Di sekitar Makam Panembahan Kalibening ada Makam Panembahan Putri, Makam Adipati Glagah Amba, dan Makam Panembahan Gunung Padhang atau Ki Ajar Subrata, namun saya tidak ke sana. Setelah menempelkan salam terima kasih kepada Ki Ardja Semita, kami berpamitan di pendopo makam, karena ia masih ingin di sana, mungkin menunggu tamu lain.

Makam Panembahan Kalibening

Alamat : Desa Dawuhan, Kecamatan dan Kabupaten Banyumas. Lokasi GPS : -7.51575, 109.25442, Waze.

Galeri Foto Makam Panembahan Kalibening

Pandangan pada ruas undakan terakhir sebelum sampai di area Makam Panembahan Kalibening dengan kemiringan cukup tajam.
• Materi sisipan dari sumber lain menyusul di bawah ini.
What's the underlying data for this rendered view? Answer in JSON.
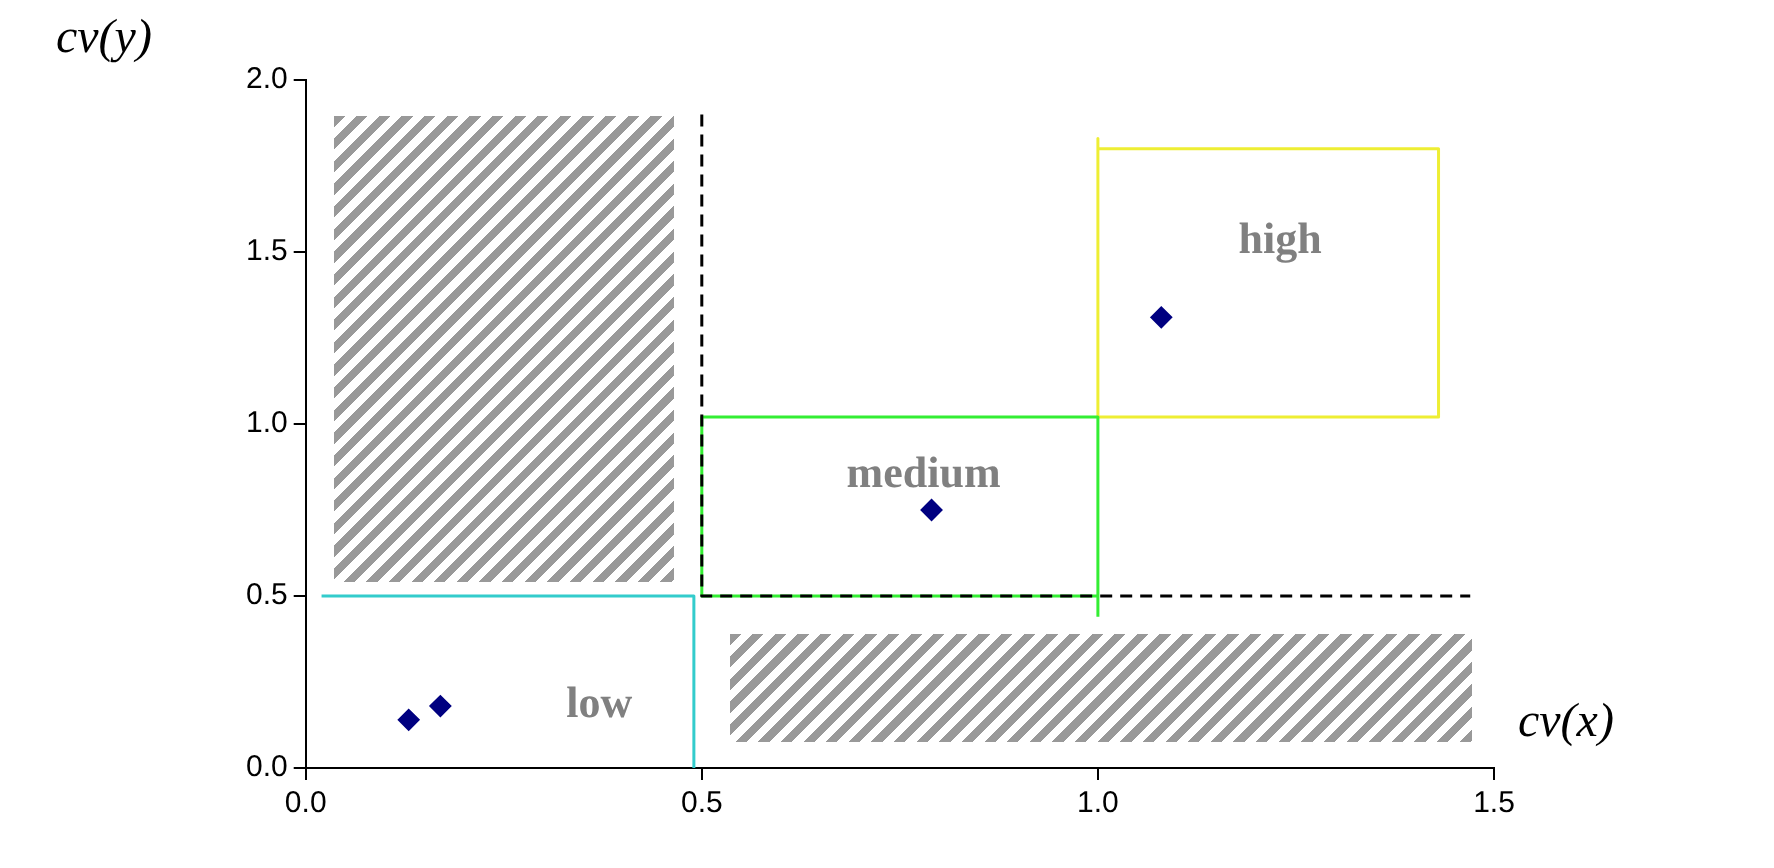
{
  "chart_data": {
    "type": "scatter",
    "xlabel": "cv(x)",
    "ylabel": "cv(y)",
    "xlim": [
      0,
      1.5
    ],
    "xticks": [
      {
        "value": 0,
        "label": "0.0"
      },
      {
        "value": 0.5,
        "label": "0.5"
      },
      {
        "value": 1,
        "label": "1.0"
      },
      {
        "value": 1.5,
        "label": "1.5"
      }
    ],
    "ylim": [
      0,
      2
    ],
    "yticks": [
      {
        "value": 0,
        "label": "0.0"
      },
      {
        "value": 0.5,
        "label": "0.5"
      },
      {
        "value": 1,
        "label": "1.0"
      },
      {
        "value": 1.5,
        "label": "1.5"
      },
      {
        "value": 2,
        "label": "2.0"
      }
    ],
    "grid": false,
    "legend": false,
    "series": [
      {
        "type": "line",
        "color": "#000000",
        "line_style": "dashed",
        "marker": "none",
        "x": [
          0.5,
          0.5,
          1.47
        ],
        "values": [
          1.9,
          0.5,
          0.5
        ]
      },
      {
        "type": "line",
        "color": "#33cccc",
        "line_style": "solid",
        "marker": "none",
        "x": [
          0.02,
          0.49,
          0.49
        ],
        "values": [
          0.5,
          0.5,
          0
        ]
      },
      {
        "type": "line",
        "color": "#33ee33",
        "line_style": "solid",
        "marker": "none",
        "x": [
          1.0,
          1.0,
          0.5,
          0.5,
          1.0
        ],
        "values": [
          0.44,
          1.02,
          1.02,
          0.5,
          0.5
        ]
      },
      {
        "type": "line",
        "color": "#eeee33",
        "line_style": "solid",
        "marker": "none",
        "x": [
          1.0,
          1.0,
          1.43,
          1.43,
          1.0
        ],
        "values": [
          1.83,
          1.02,
          1.02,
          1.8,
          1.8
        ]
      },
      {
        "type": "scatter",
        "color": "#000080",
        "marker": "diamond",
        "x": [
          0.13,
          0.17,
          0.79,
          1.08
        ],
        "values": [
          0.14,
          0.18,
          0.75,
          1.31
        ]
      }
    ],
    "annotations": [
      "low",
      "medium",
      "high"
    ]
  }
}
Terlihat di atas sana, yang berada di depan cungkup Makam Panembahan Kalibening, terdapat sebuah pendopo yang sekaligus berfungsi sebagai musholla untuk para peziarah untuk sholat dan beristirahat.
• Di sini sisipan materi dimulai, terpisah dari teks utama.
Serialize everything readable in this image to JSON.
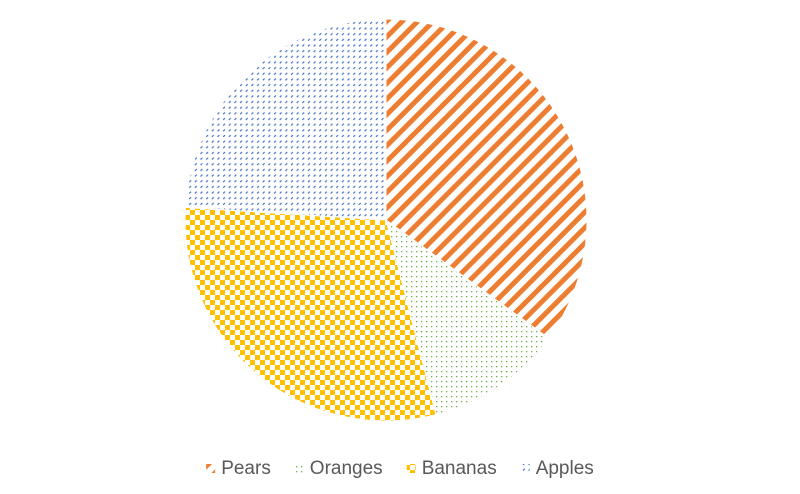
{
  "chart_data": {
    "type": "pie",
    "title": "",
    "start_angle_deg": 0,
    "direction": "clockwise",
    "slices": [
      {
        "name": "Pears",
        "value": 35,
        "color": "#ED7D31",
        "pattern": "diagonal-stripes"
      },
      {
        "name": "Oranges",
        "value": 11,
        "color": "#70AD47",
        "pattern": "small-dots"
      },
      {
        "name": "Bananas",
        "value": 30,
        "color": "#FFC000",
        "pattern": "checkerboard"
      },
      {
        "name": "Apples",
        "value": 24,
        "color": "#4472C4",
        "pattern": "dashes"
      }
    ],
    "legend": {
      "position": "bottom"
    }
  }
}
Kuncen Ki Ardja Semita yang sudah sepuh itu tampak duduk berdoa di teras kecil yang berada persis di depan pintu makam Panembahan Kalibening yang gemboknya baru saja ia buka beberapa saat sebelumnya. Ada bekas bakaran dupa yang telah menggunung, serta barang persembahan berupa nenas, kelapa, dan benda lainnya. Nisan makam tertutupi kain merah putih dengan kembangan abu-abu.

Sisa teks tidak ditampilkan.